Monday 17 September 2012

The Grid

One of the biggest challenges for artists is the accurate transfer of a drawing to the painting surface, especially if the process involves enlarging or shrinking the image. But take heart, there is a time-tested tool to assist you - the grid.

This technique has been used by artists for centuries, and it's very straightforward. Create a grid over your original image, create a second, matching grid, on your transfer surface, and match the intersection points.

There is one aspect of this technique that must be kept in mind, and is very important. To make an accurate transfer, your original and transfer must be in the same proportions! Here is why:


This drawing of a bowl of apples has a grid placed over it; the image can conveniently be broken down into a grid of 3 rows by 4 columns of squares. But if I place that 3x4 grid on a differently shaped rectangle, the transfered image will be distorted:





There is an easy way to ensure that your duplicate is in the same proportion as your original. Simply draw a diagonal line from corner to corner of your original, and extend the line beyond its border. Any rectangle that you can make with the corner on the same diagonal line will be in the same proportion as the original.

These three rectangles are all the same proportion.

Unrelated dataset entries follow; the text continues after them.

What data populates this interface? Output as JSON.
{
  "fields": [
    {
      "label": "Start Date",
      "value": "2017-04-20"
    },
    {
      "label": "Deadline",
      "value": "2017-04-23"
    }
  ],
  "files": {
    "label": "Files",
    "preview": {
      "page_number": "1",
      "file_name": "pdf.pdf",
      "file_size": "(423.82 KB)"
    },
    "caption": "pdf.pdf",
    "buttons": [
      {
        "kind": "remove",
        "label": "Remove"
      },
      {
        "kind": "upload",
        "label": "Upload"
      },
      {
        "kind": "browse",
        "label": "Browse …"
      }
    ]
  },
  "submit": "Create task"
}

The square grid above is only one possibility. Any regular, easily reproduced grid will work. The rest of this tutorial will use another grid shape, one of crosses, sometimes called the Union Jack. To make this grid, start by drawing diagonal lines from corner to corner; this will always give you the centre point of the rectangle. Carefully measure to find the mid-points of the sides, or use a T-square and set sqares to draw right-angle lines through the centre point. Then join the midpoints diagonally as well. You should end up with this pattern:




When you draw the grid on your original, you might consider placing a sheet of tracing paper or acetate on your drawing or photo first. If you are copying a photo, perhaps place it in a plastic page protector and draw your grid on that. My example uses a coloured line grid to show up against the colour of the photo; I found that black lines disappeared into some of the dark shadows.


Next, look for the places where the edges of the objects (or the lines of your drawing) intersect with the grid. I have marked a number of them here:

Begin to transfer these intersection points to your copy grid. This is all about proportion; does this point fall about a third of the way along this line, is this line half the length of that one? Be thoughtful about this. Although this is a mechanical transfer technique, your must still give careful consideration to your placement of these points.


Here, I've started placing my points. You can already see the beginnings of the shape of the pitcher. From here on, it becomes a little bit of connect-the-dots, and a lot of careful consideration of the directions, angles and curves of the lines you are copying.




Here is the rough beginnings of the layout. There are some inaccuracies, but those will be smoothed out in the finish.




This is the final rough layout of the transfer, but I wouldn't consider it a finished drawing. If you were doing an oil or acrylic painting, this probably has enough information for you to begin. Be careful if you want to do this for watercolour - make sure you use a soft pencil and draw very lightly, so as not to damage the surface of the paper, especially when you erase the grid. Be gentle. If you were planning on a fully rendered drawing, now is the time to erase the grid and refine your shapes further and begin adding your values.